The second part of this project involved the attempted conversion of castanospermine 7 via ring cleavage modification to give 2,3,4,6-epicalystegine C1 106. The ring cleavage of a mixture of TBDMS-protected castanospermine with excess methyl chloroformate gave a mixture of piperidine carbamates 202-205. The removal of the TBDMS groups with tetrabutylammonium fluoride gave in good yield (lS,6S,7R,8R,8aR)-l-(2'-chloroethyl)-l,5,6,7,8,8a-hexahydro-6,7,8-trihydroxy-3H- oxazolo[3,4-a]pyridin-3-one 216. The dechlorination of 216 gave in good yield the corresponding olefin 209. Hydrolysis of 209 yielded a new derivative 217 related to 1- deoxynojirimycin 5 which was tested for glycosidase inhibition. However, it showed no activity against a range of enzymes. This was the extent of the approach to 106. The next main step in this synthesis required the oxidation of a carbamate to insert what would eventually be the bridgehead hydroxyl.

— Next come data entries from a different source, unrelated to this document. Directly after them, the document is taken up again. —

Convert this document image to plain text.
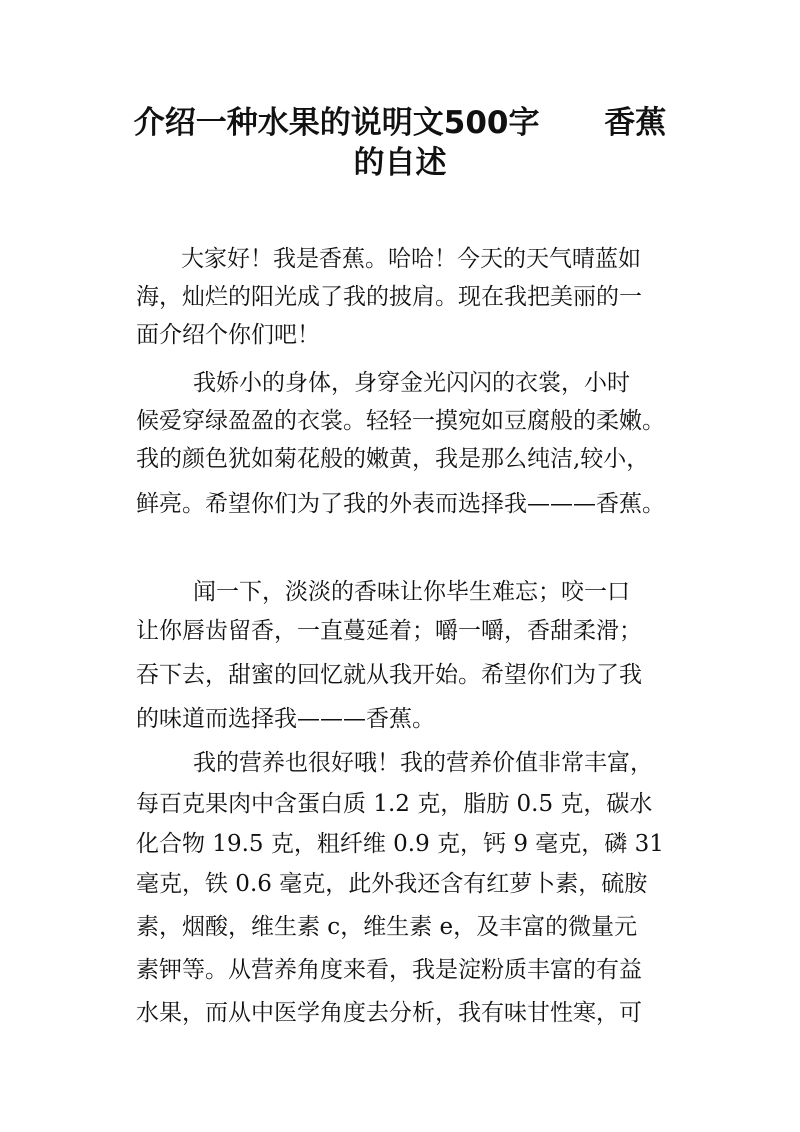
介绍一种水果的说明文500字      香蕉
的自述
大家好！我是香蕉。哈哈！今天的天气晴蓝如
海，灿烂的阳光成了我的披肩。现在我把美丽的一
面介绍个你们吧！
我娇小的身体，身穿金光闪闪的衣裳，小时
候爱穿绿盈盈的衣裳。轻轻一摸宛如豆腐般的柔嫩。
我的颜色犹如菊花般的嫩黄，我是那么纯洁,较小，
鲜亮。希望你们为了我的外表而选择我———香蕉。
闻一下，淡淡的香味让你毕生难忘；咬一口
让你唇齿留香，一直蔓延着；嚼一嚼，香甜柔滑；
吞下去，甜蜜的回忆就从我开始。希望你们为了我
的味道而选择我———香蕉。
我的营养也很好哦！我的营养价值非常丰富，
每百克果肉中含蛋白质 1.2 克，脂肪 0.5 克，碳水
化合物 19.5 克，粗纤维 0.9 克，钙 9 毫克，磷 31
毫克，铁 0.6 毫克，此外我还含有红萝卜素，硫胺
素，烟酸，维生素 c，维生素 e，及丰富的微量元
素钾等。从营养角度来看，我是淀粉质丰富的有益
水果，而从中医学角度去分析，我有味甘性寒，可
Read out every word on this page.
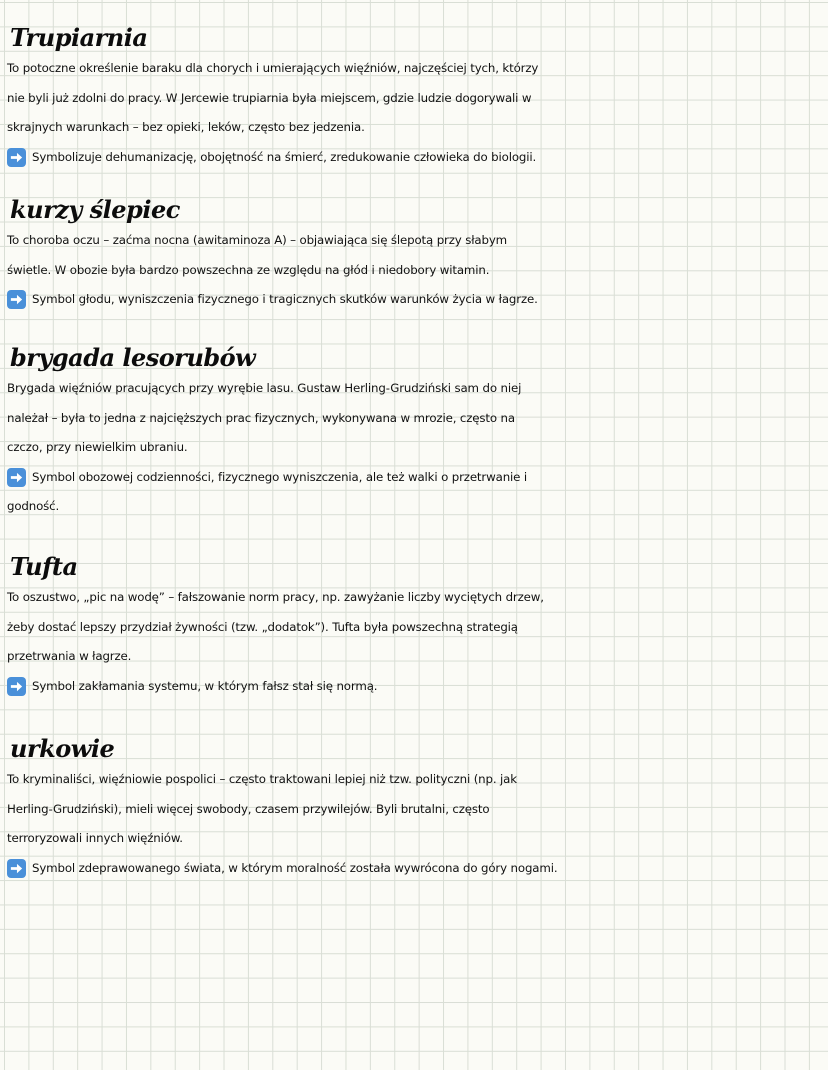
Trupiarnia
To potoczne określenie baraku dla chorych i umierających więźniów, najczęściej tych, którzy
nie byli już zdolni do pracy. W Jercewie trupiarnia była miejscem, gdzie ludzie dogorywali w
skrajnych warunkach – bez opieki, leków, często bez jedzenia.
Symbolizuje dehumanizację, obojętność na śmierć, zredukowanie człowieka do biologii.
kurzy ślepiec
To choroba oczu – zaćma nocna (awitaminoza A) – objawiająca się ślepotą przy słabym
świetle. W obozie była bardzo powszechna ze względu na głód i niedobory witamin.
Symbol głodu, wyniszczenia fizycznego i tragicznych skutków warunków życia w łagrze.
brygada lesorubów
Brygada więźniów pracujących przy wyrębie lasu. Gustaw Herling-Grudziński sam do niej
należał – była to jedna z najcięższych prac fizycznych, wykonywana w mrozie, często na
czczo, przy niewielkim ubraniu.
Symbol obozowej codzienności, fizycznego wyniszczenia, ale też walki o przetrwanie i
godność.
Tufta
To oszustwo, „pic na wodę” – fałszowanie norm pracy, np. zawyżanie liczby wyciętych drzew,
żeby dostać lepszy przydział żywności (tzw. „dodatok”). Tufta była powszechną strategią
przetrwania w łagrze.
Symbol zakłamania systemu, w którym fałsz stał się normą.
urkowie
To kryminaliści, więźniowie pospolici – często traktowani lepiej niż tzw. polityczni (np. jak
Herling-Grudziński), mieli więcej swobody, czasem przywilejów. Byli brutalni, często
terroryzowali innych więźniów.
Symbol zdeprawowanego świata, w którym moralność została wywrócona do góry nogami.
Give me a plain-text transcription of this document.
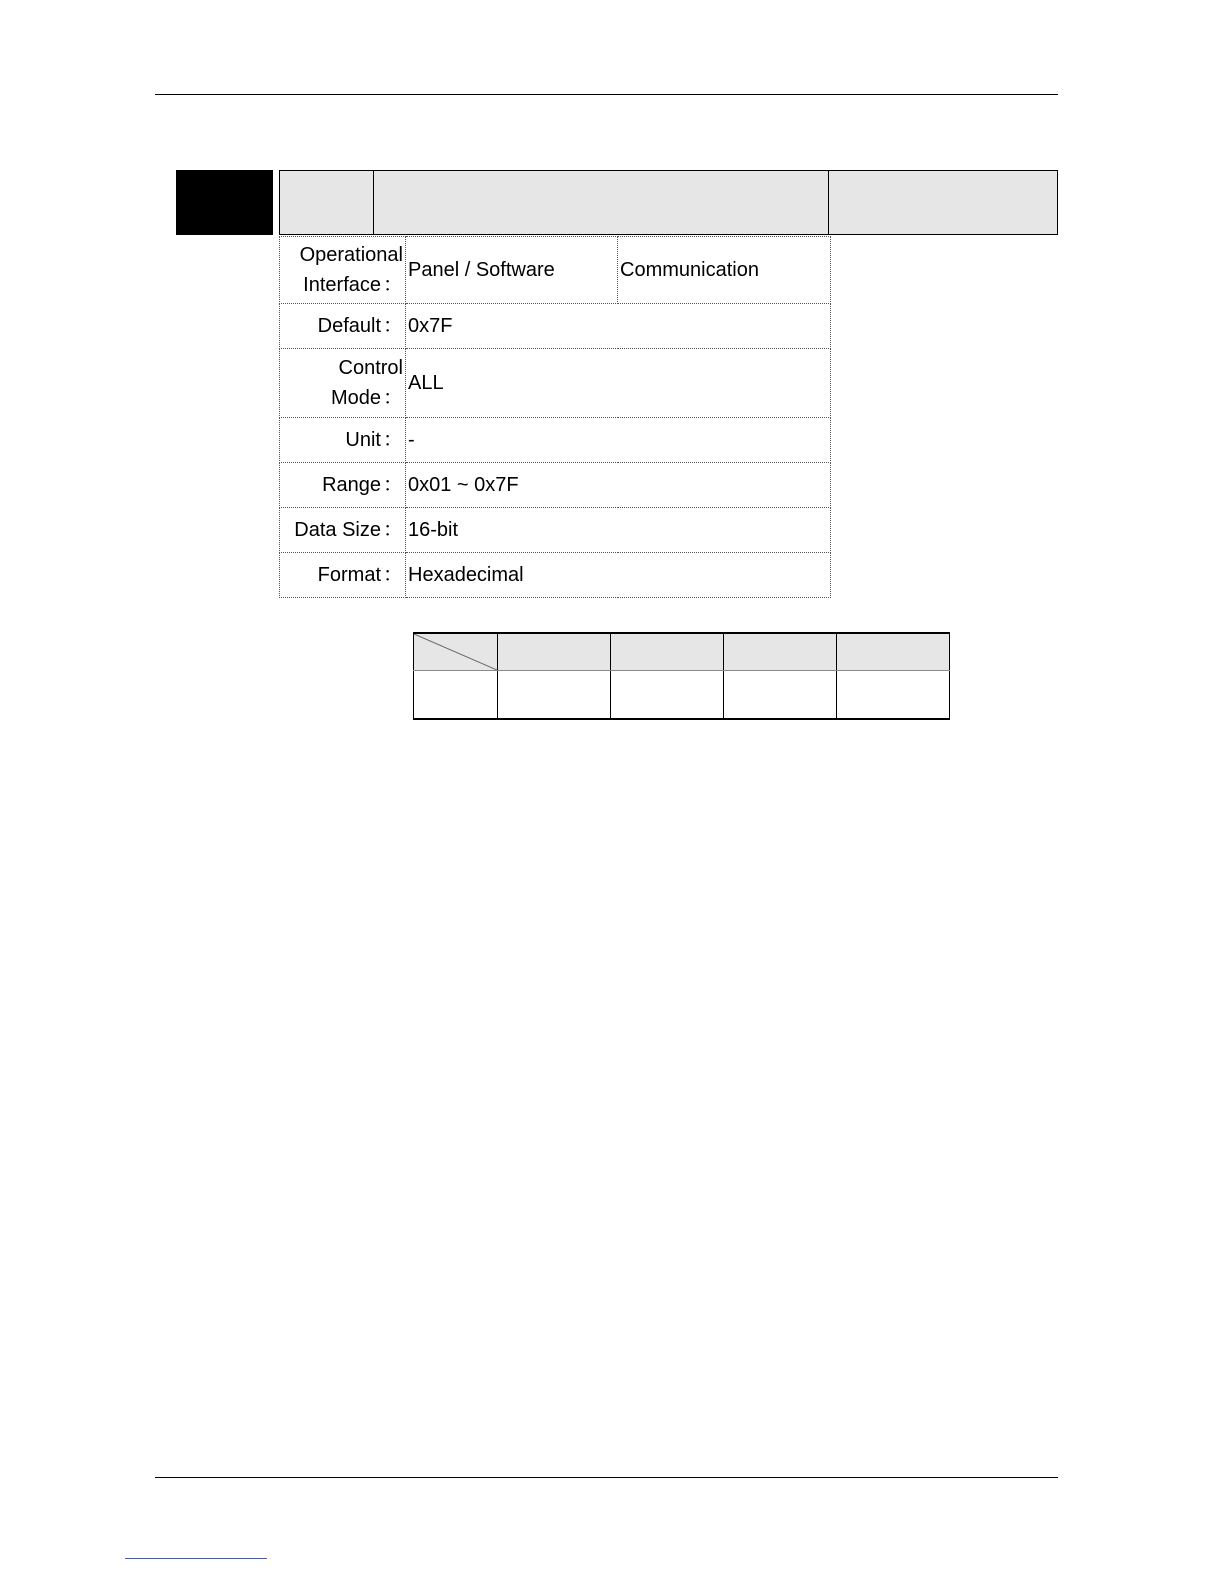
Operational
Interface ：	Panel / Software	Communication
Default ：	0x7F	

Control
Mode ：	ALL	
Unit ：	-	
Range ：	0x01 ~ 0x7F	
Data Size ：	16-bit	
Format ：	Hexadecimal	
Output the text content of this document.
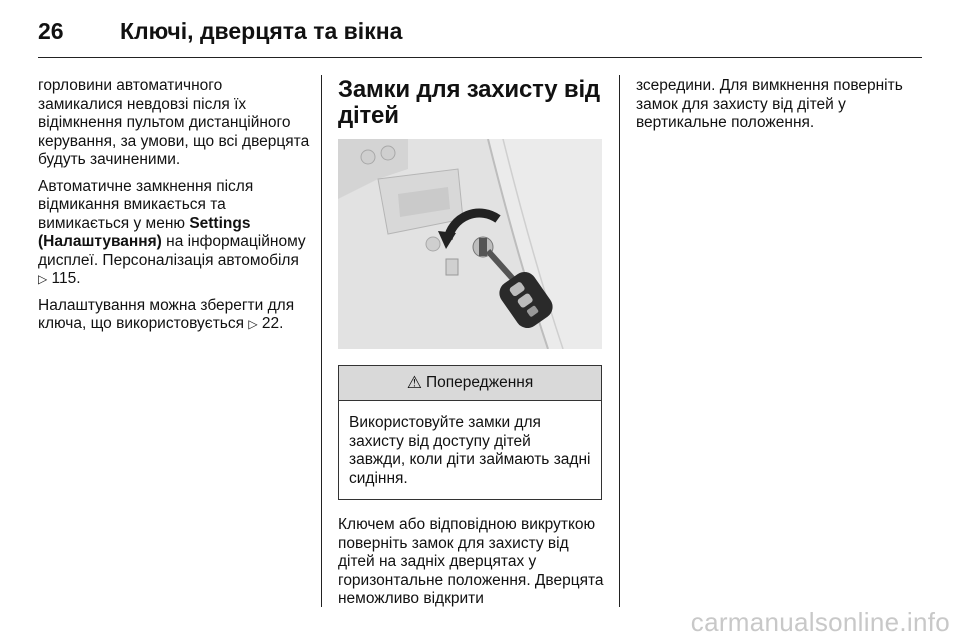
26 Ключі, дверцята та вікна

горловини автоматичного замикалися невдовзі після їх відімкнення пультом дистанційного керування, за умови, що всі дверцята будуть зачиненими.

Автоматичне замкнення після відмикання вмикається та вимикається у меню Settings (Налаштування) на інформаційному дисплеї. Персоналізація автомобіля ▷ 115.

Налаштування можна зберегти для ключа, що використовується ▷ 22.

Замки для захисту від дітей
⚠ Попередження
Використовуйте замки для захисту від доступу дітей завжди, коли діти займають задні сидіння.

Ключем або відповідною викруткою поверніть замок для захисту від дітей на задніх дверцятах у горизонтальне положення. Дверцята неможливо відкрити

зсередини. Для вимкнення поверніть замок для захисту від дітей у вертикальне положення.

carmanualsonline.info
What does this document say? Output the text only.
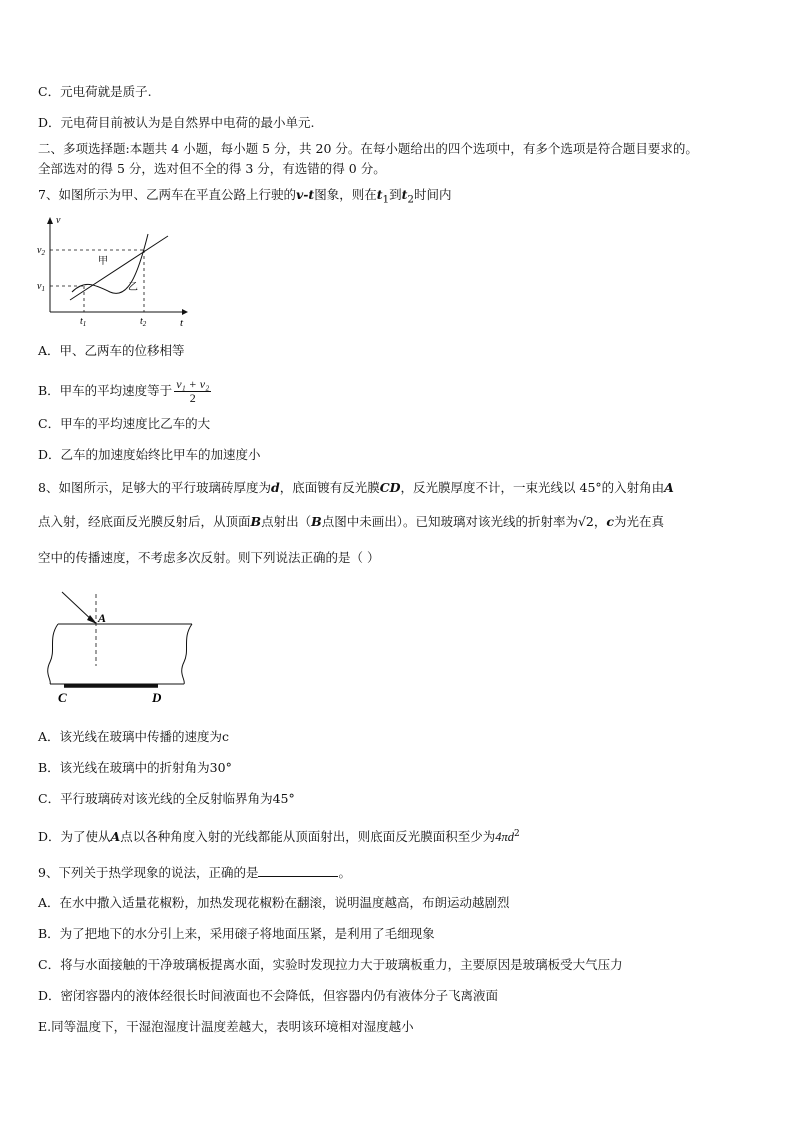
C．元电荷就是质子.
D．元电荷目前被认为是自然界中电荷的最小单元.
二、多项选择题:本题共 4 小题，每小题 5 分，共 20 分。在每小题给出的四个选项中，有多个选项是符合题目要求的。
全部选对的得 5 分，选对但不全的得 3 分，有选错的得 0 分。
7、如图所示为甲、乙两车在平直公路上行驶的v-t图象，则在$t_1$到$t_2$时间内
v
t
$v_2$
$v_1$
$t_1$	$t_2$
甲
乙
A．甲、乙两车的位移相等
B．甲车的平均速度等于 $\frac{\text{v₁ + v₂}}{2}$
C．甲车的平均速度比乙车的大
D．乙车的加速度始终比甲车的加速度小
8、如图所示，足够大的平行玻璃砖厚度为d，底面镀有反光膜CD，反光膜厚度不计，一束光线以 45°的入射角由A
点入射，经底面反光膜反射后，从顶面B点射出（B点图中未画出）。已知玻璃对该光线的折射率为√2，c为光在真
空中的传播速度，不考虑多次反射。则下列说法正确的是（ ）
A
C	D
A．该光线在玻璃中传播的速度为c
B．该光线在玻璃中的折射角为30°
C．平行玻璃砖对该光线的全反射临界角为45°
D．为了使从A点以各种角度入射的光线都能从顶面射出，则底面反光膜面积至少为$4\pi d^2$
9、下列关于热学现象的说法，正确的是	。
A．在水中撒入适量花椒粉，加热发现花椒粉在翻滚，说明温度越高，布朗运动越剧烈
B．为了把地下的水分引上来，采用磙子将地面压紧，是利用了毛细现象
C．将与水面接触的干净玻璃板提离水面，实验时发现拉力大于玻璃板重力，主要原因是玻璃板受大气压力
D．密闭容器内的液体经很长时间液面也不会降低，但容器内仍有液体分子飞离液面
E.同等温度下，干湿泡湿度计温度差越大，表明该环境相对湿度越小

The oxidation of a model compound methyl 1- piperidinecarboxylate with ruthenium tetroxide gave the corresponding methyl 2-oxo-1-piperidinecarboxylate in good yield. However all attempts to oxidise a range of carbamates derived from castanospermine failed to yield any of the required oxidised products.
Although the olefin 217 did not show any glycosidase enzyme inhibition activity, it does provide the basis for the elaboration of a range of new polyhydroxylated amine derivatives in the future.